На этом фото мы завтракаем в «Яйцо и я». У всех понурый и усталый вид, ведь до конца отпуска осталось всего несколько дней. Рыжики из Джерси уехали. Остались только мы. И мы вечно ссоримся и злимся друг на друга. И опять же, возможно, только сейчас, когда смотришь на те события через призму прошедшего, начинаешь понимать, что мы все были на пределе. С папой творилось что-то не то, но никто из нас не понимал, что именно, и мы не говорили об этом.

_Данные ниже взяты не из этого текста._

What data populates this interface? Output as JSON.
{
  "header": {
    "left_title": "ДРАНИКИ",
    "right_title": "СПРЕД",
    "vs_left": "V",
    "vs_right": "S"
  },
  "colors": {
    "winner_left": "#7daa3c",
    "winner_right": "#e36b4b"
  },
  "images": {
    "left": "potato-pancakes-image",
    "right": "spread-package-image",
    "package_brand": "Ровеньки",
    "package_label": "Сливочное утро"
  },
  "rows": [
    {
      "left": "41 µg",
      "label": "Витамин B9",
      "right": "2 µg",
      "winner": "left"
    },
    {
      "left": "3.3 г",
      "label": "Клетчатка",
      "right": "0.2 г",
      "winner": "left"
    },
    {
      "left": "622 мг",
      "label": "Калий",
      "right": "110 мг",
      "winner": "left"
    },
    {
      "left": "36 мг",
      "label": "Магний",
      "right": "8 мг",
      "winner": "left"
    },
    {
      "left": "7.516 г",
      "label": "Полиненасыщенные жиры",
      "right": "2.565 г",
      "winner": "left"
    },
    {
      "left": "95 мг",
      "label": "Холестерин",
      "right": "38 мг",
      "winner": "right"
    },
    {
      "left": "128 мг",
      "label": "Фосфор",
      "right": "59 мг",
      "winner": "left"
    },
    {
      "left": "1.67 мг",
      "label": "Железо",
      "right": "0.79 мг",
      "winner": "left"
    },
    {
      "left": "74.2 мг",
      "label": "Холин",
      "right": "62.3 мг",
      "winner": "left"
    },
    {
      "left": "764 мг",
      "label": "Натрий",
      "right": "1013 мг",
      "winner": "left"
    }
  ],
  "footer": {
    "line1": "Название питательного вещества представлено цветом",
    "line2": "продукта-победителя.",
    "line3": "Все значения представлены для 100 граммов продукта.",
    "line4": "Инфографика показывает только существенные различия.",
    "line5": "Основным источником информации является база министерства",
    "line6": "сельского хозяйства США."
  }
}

Тетя Кристина и мама отворачиваются от объектива и друг от друга. Мама, вероятно, смотрит на пепельницу, которую наполнила окурками. Лиз закрывает руками лицо, а Ронни, никогда особенно не любивший позировать, сидит с отсутствующим видом. У него такое лицо с того самого утра, когда папа вернулся домой с синяком под глазом, и тем же утром я рассказал ему о большой ссоре между папой и мамой и о том, как мама разбила окошко ногой.

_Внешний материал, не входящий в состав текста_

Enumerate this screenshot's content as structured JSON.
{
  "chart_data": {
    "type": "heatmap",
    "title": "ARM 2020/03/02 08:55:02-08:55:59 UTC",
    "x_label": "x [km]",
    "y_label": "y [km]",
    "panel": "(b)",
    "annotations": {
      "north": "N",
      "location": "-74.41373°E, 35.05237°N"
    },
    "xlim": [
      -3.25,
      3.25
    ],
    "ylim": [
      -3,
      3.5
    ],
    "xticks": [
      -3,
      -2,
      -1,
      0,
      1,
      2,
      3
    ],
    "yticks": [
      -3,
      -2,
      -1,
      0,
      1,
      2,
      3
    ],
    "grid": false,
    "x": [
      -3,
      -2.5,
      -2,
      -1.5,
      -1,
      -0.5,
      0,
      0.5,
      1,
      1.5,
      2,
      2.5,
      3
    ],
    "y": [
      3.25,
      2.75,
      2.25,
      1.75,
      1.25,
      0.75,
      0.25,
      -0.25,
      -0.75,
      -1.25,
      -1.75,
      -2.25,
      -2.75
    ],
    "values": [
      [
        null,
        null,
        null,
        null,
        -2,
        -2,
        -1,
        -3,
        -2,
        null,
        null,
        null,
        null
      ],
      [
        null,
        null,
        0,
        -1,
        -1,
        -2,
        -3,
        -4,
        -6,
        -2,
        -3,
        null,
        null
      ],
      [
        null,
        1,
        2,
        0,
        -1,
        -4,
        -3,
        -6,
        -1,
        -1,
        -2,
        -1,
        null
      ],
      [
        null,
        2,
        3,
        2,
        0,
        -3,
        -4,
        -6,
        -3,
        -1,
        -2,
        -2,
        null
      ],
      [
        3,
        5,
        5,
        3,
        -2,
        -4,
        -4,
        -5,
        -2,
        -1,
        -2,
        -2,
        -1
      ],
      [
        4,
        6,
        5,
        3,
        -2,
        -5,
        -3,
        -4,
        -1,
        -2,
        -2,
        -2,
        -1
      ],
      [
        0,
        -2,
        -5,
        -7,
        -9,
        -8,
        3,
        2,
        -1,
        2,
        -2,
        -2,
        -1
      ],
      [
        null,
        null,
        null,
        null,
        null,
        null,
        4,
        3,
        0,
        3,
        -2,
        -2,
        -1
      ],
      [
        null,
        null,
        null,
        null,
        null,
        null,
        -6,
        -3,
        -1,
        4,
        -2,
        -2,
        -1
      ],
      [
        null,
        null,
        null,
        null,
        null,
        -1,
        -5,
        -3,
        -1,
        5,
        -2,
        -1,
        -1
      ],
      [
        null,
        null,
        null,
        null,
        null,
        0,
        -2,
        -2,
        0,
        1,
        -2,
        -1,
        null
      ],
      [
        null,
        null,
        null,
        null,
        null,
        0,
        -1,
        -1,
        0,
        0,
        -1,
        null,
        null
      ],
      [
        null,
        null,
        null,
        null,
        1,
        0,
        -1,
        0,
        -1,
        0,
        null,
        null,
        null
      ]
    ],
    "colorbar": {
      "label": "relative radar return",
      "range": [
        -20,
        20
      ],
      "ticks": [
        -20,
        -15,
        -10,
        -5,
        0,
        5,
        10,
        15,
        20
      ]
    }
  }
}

Все злятся на меня из-за того, что я делаю это глупое фото с ними за столом. А может, они думают о папе и спрашивают себя, почему из всех телефонов-автоматов он выбрал для звонка самый дальний.
Посмотрите на этот кадр. Здесь был крохотный частный пляж для тех, кто жил в нашем маленьком районе между Депо-стрит и Сансет-лейн, – клочок крутого песчаного склона рядом с большим рестораном «Океанский дом». Во время прилива он даже не был похож на пляж, а скорее, на дюну или песчаный утес. Я ходил сегодня на пляж и не знаю, может, дело в эрозии, или моя память все сильно преувеличила, но теперь там остался только небольшой, едва заметный склон.
В предпоследний день отпуска Ронни бегом взбирался по крутому склону, прыгал вниз, взмывая в воздух, и приземлялся в песок, погружаясь в него по колено. Он так много прыгал, что у него потом все ноги были в ссадинах.
Я прыгнул с ним несколько раз, но после таких приземлений у меня заболели лодыжки. Склон был слишком крутым для меня. Я спустился и забрался на каменный волнорез, а затем спросил Ронни, что, по его мнению, происходит с папой, и он ответил: «Я не знаю». Я спросил, не хочет ли он завтра встать пораньше и вместе со мной последить за ним, когда он отправится на пробежку. Ронни ответил: «Я не знаю». И все. Он спрыгнул, снова забрался наверх и опять спрыгнул.
На этом замечательном фото мне удалось запечатлеть Ронни во время прыжка. Его руки заведены назад, ноги впереди, глаза закрыты. Если смотреть на него достаточно долго, то невольно начинаешь ждать, когда же он наконец приземлится.
Правда, здесь почти ничего не видно? Слишком темно.
Я проснулся, услышав, как захлопнулась входная дверь. Она с силой ударилась о дверной короб, заскрипели ее петли. Насколько я могу судить, дверь до сих пор скрипит. Было темно, но я не посмотрел на часы и не стал будить Ронни или еще кого-нибудь. Я быстро надел кроссовки, взял свой фотоаппарат с прикроватной тумбочки и выбежал из дома.
Ночь была облачной: ни луны, ни звезд. Папы нигде не было видно, и я испугался, что слишком замешкался. Улицы были пустынными, так же как пляж и парковка перед рестораном. Я направился к мотелю, где покупал колу, но и там его не нашел. Однако дверь в номер, куда он обычно ходил, была открыта настежь, и свет внутри не горел. Стараясь двигаться как можно бесшумнее, я побежал по Олд-уорф-роуд, затем – через парковку к другому корпусу мотеля, который находился справа от того, где была открыта дверь. Я прижался спиной к стене и крадучись пробрался к двери, держа перед собой камеру. Я уже собирался войти внутрь, сфотографировать то, что там было, и убежать.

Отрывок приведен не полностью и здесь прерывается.